In the first embodiment, the motor control panel 32 is set to answer back (41'S configuration to send No. i to the computer 31).
The computer 31 uses a timeout format to determine whether or not there is a response, without using this answerback signal.
may be configured.

〔Effect of the invention〕

According to the present invention, since the sampling period is automatically changed according to the situation inside the tunnel, ventilation control inside the tunnel can be appropriately executed.

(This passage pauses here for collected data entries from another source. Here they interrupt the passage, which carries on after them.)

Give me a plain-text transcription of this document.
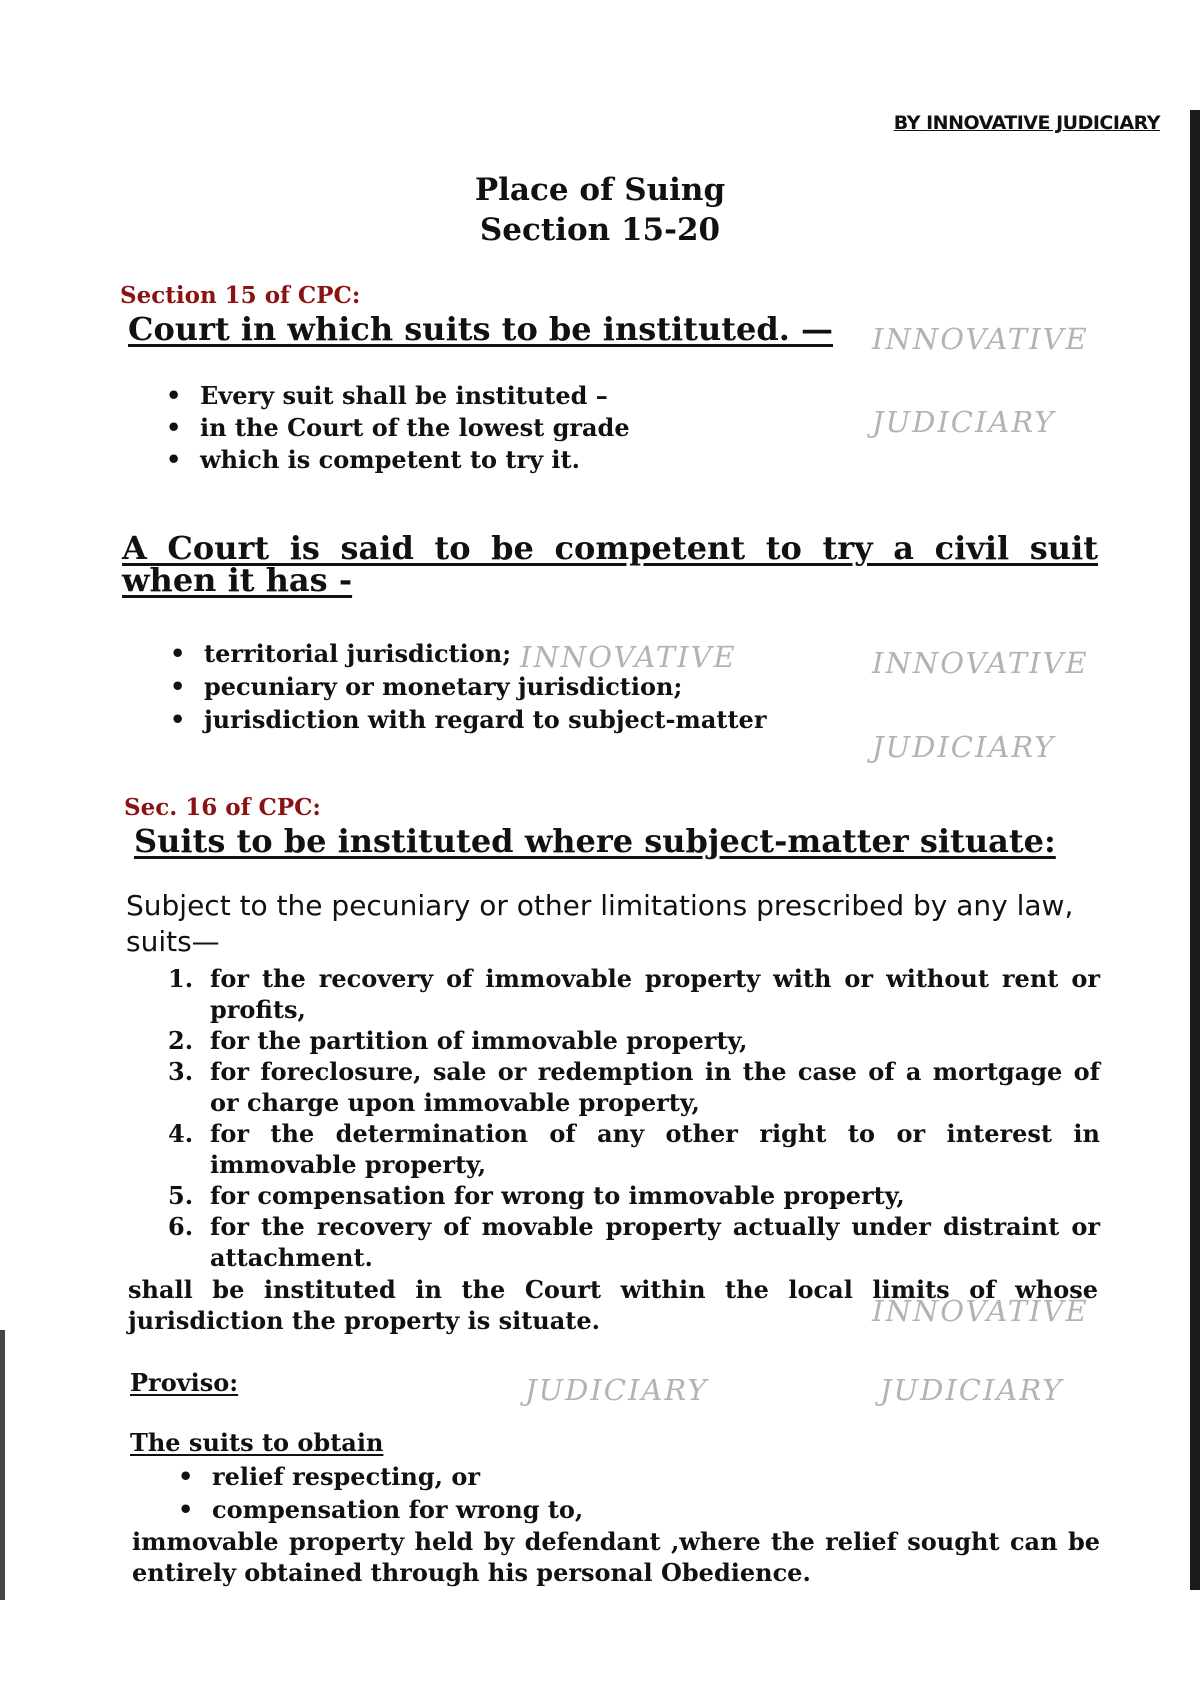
INNOVATIVE
JUDICIARY
INNOVATIVE	INNOVATIVE
JUDICIARY
INNOVATIVE
JUDICIARY	JUDICIARY
BY INNOVATIVE JUDICIARY
Place of Suing
Section 15-20
Section 15 of CPC:
Court in which suits to be instituted. —
• Every suit shall be instituted –
• in the Court of the lowest grade
• which is competent to try it.
A Court is said to be competent to try a civil suit
when it has -
• territorial jurisdiction;
• pecuniary or monetary jurisdiction;
• jurisdiction with regard to subject-matter
Sec. 16 of CPC:
Suits to be instituted where subject-matter situate:
Subject to the pecuniary or other limitations prescribed by any law, suits—
1. for the recovery of immovable property with or without rent or profits,
2. for the partition of immovable property,
3. for foreclosure, sale or redemption in the case of a mortgage of or charge upon immovable property,
4. for the determination of any other right to or interest in immovable property,
5. for compensation for wrong to immovable property,
6. for the recovery of movable property actually under distraint or attachment.
shall be instituted in the Court within the local limits of whose jurisdiction the property is situate.
Proviso:
The suits to obtain
• relief respecting, or
• compensation for wrong to,
immovable property held by defendant ,where the relief sought can be entirely obtained through his personal Obedience.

[Brief explanation of the drawing]

Fig. 1 is a diagram showing an example of tunnel ventilation equipment that is the object of the present invention, Figs. 2, 3, and 4 are various characteristic diagrams of contamination inside a tunnel, and Fig. 5 is a diagram showing an example of tunnel ventilation equipment according to the present invention. FIG. 6, which is an embodiment of the control device, is a processing flowchart thereof. 11 --- ・-1, rihe n, -, hlto, 1...
・Exhaust fan, 2-7...Blower, 8,9...4,1■
Fog transmittance meter, 10, 11.12...passing vehicle, 13.
...Vehicle number counter, 31...Computer, 32.
...Electric motor control panel. Agent Patent Attorney Masami Akimoto 1 Figure 13 120 Tei 3rd Eye 6 Wandering Wind Low Suzusen

Claims (1)

[Claims] 1. In tunnel ventilation equipment equipped with an exhaust hole provided in the center of the tunnel, an exhaust fan installed in the exhaust hole, and a blower that blows air parallel to the road from both entrances of the tunnel to the central exhaust hole, The amount of ventilation in the tunnel QT caused by the two-way traffic ratio of vehicles passing through the tunnel, the amount of air flow QII of the blower K19 that acts against this ventilation + QT, and the exhaust air MI exhausted from the exhaust hole to the outside of the tunnel by an exhaust fan. Q
, means for operating the blower in accordance with the air blowing amount Qs, means for operating the blower by capturing the air exhaust amount QxK, and sampling set to measure the operating effect of the blower t-i. A tunnel ventilation control device comprising: means for calculating the period t according to the following formula; and means for measuring the operating effect of a blower based on the calculated sampling period.